Department of Pharmaceutics, Tangdu Hospital, Fourth Military Medical University, Xi'an, Shaanxi 710038, China.
Department of Anesthesiology, Xijing Hospital, Fourth Military Medical University, Xi'an 710032, China. Electronic address: firstname.lastname@example.org.
Institute of Orthopedics, Xijing Hospital, The Fourth Military Medical University, Xi'an, 710032, China.

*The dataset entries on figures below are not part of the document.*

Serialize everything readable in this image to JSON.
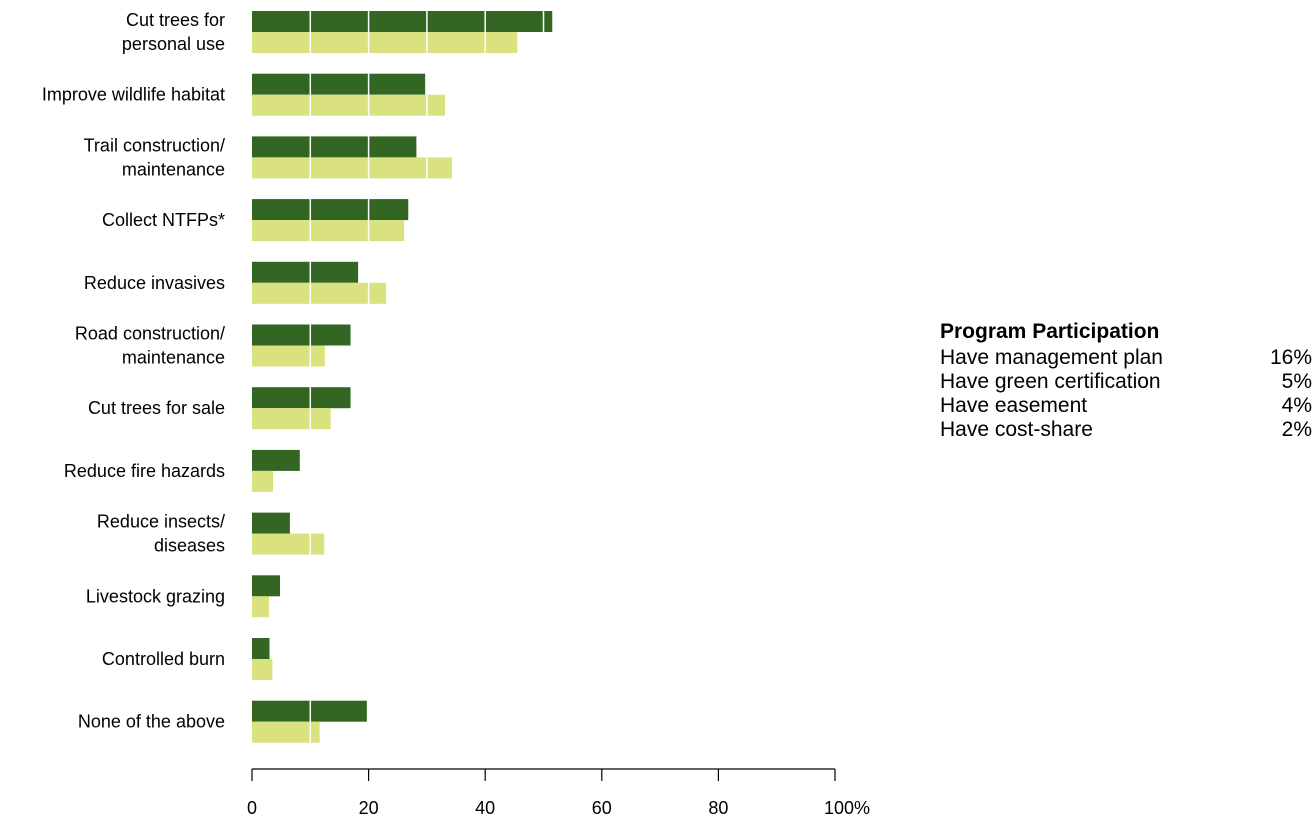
{
  "chart_data": {
    "type": "bar",
    "orientation": "horizontal",
    "categories": [
      [
        "Cut trees for",
        "personal use"
      ],
      [
        "Improve wildlife habitat"
      ],
      [
        "Trail construction/",
        "maintenance"
      ],
      [
        "Collect NTFPs*"
      ],
      [
        "Reduce invasives"
      ],
      [
        "Road construction/",
        "maintenance"
      ],
      [
        "Cut trees for sale"
      ],
      [
        "Reduce fire hazards"
      ],
      [
        "Reduce insects/",
        "diseases"
      ],
      [
        "Livestock grazing"
      ],
      [
        "Controlled burn"
      ],
      [
        "None of the above"
      ]
    ],
    "series": [
      {
        "color": "#336622",
        "values": [
          51.5,
          29.7,
          28.2,
          26.8,
          18.2,
          16.9,
          16.9,
          8.2,
          6.5,
          4.8,
          3.0,
          19.7
        ]
      },
      {
        "color": "#d9e27f",
        "values": [
          45.5,
          33.1,
          34.3,
          26.1,
          23.0,
          12.5,
          13.5,
          3.6,
          12.4,
          2.9,
          3.5,
          11.6
        ]
      }
    ],
    "xlim": [
      0,
      100
    ],
    "xticks": [
      "0",
      "20",
      "40",
      "60",
      "80",
      "100%"
    ],
    "gridlines": "white vertical lines every 10% over bars"
  },
  "program_participation": {
    "title": "Program Participation",
    "rows": [
      {
        "label": "Have management plan",
        "value": "16%"
      },
      {
        "label": "Have green certification",
        "value": "5%"
      },
      {
        "label": "Have easement",
        "value": "4%"
      },
      {
        "label": "Have cost-share",
        "value": "2%"
      }
    ]
  }
}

The essential role of GAPDH/Siah1 signaling pathway in the pathogenesis of various injurious conditions such as traumatic spinal cord injury (SCI) has been gradually recognized. However, the drugs targeting this signaling pathway are still lacking. The endocannabinoid system, including its receptors (CB1 and CB2), act as neuroprotective and immunomodulatory modulators in SCI. WIN55212-2, an agonist for CB1 and CB2 receptors, has been demonstrated with anti-inflammatory and anti-apoptotic effects in multiple neurological diseases. Therefore, the present study aimed to investigate whether WIN55212-2 could promote functional recovery after traumatic SCI via inhibition of the GAPDH/Siah1 signaling. The traumatic SCI was induced by dropping a 10-g impactor from 25 mm on the dorsal surface of T9 and T10. Our results showed that WIN55212-2 alleviated the activation of GAPDH/Siah1 signaling pathway after SCI, as indicated by the reduction in GAPDH nuclear expression, GAPDH-Siah1 complex formation and iNOS protein expression. Furthermore, WIN55212-2 reduced apoptosis, production of IL-1ß and TNF-a and activation of NF-?B signaling in the spinal cord after SCI. The behavioral tests showed that WIN55212-2 improved the functional recovery after traumatic SCI as indicated by sustained increase in the locomotor scores. However, these neuroprotective effects of WIN55212-2 were blocked in the presence of the combined treatment of AM630 (an antagonist of CB2) rather than AM251 (an antagonist of CB1). In conclusion, our study indicates that, WIN55212-2 improves the functional recovery after SCI via inhibition of GAPDH/Siah1 cascades in a CB2 receptor dependent manner, indicative of its therapeutic potential for traumatic SCI or other traumatic conditions.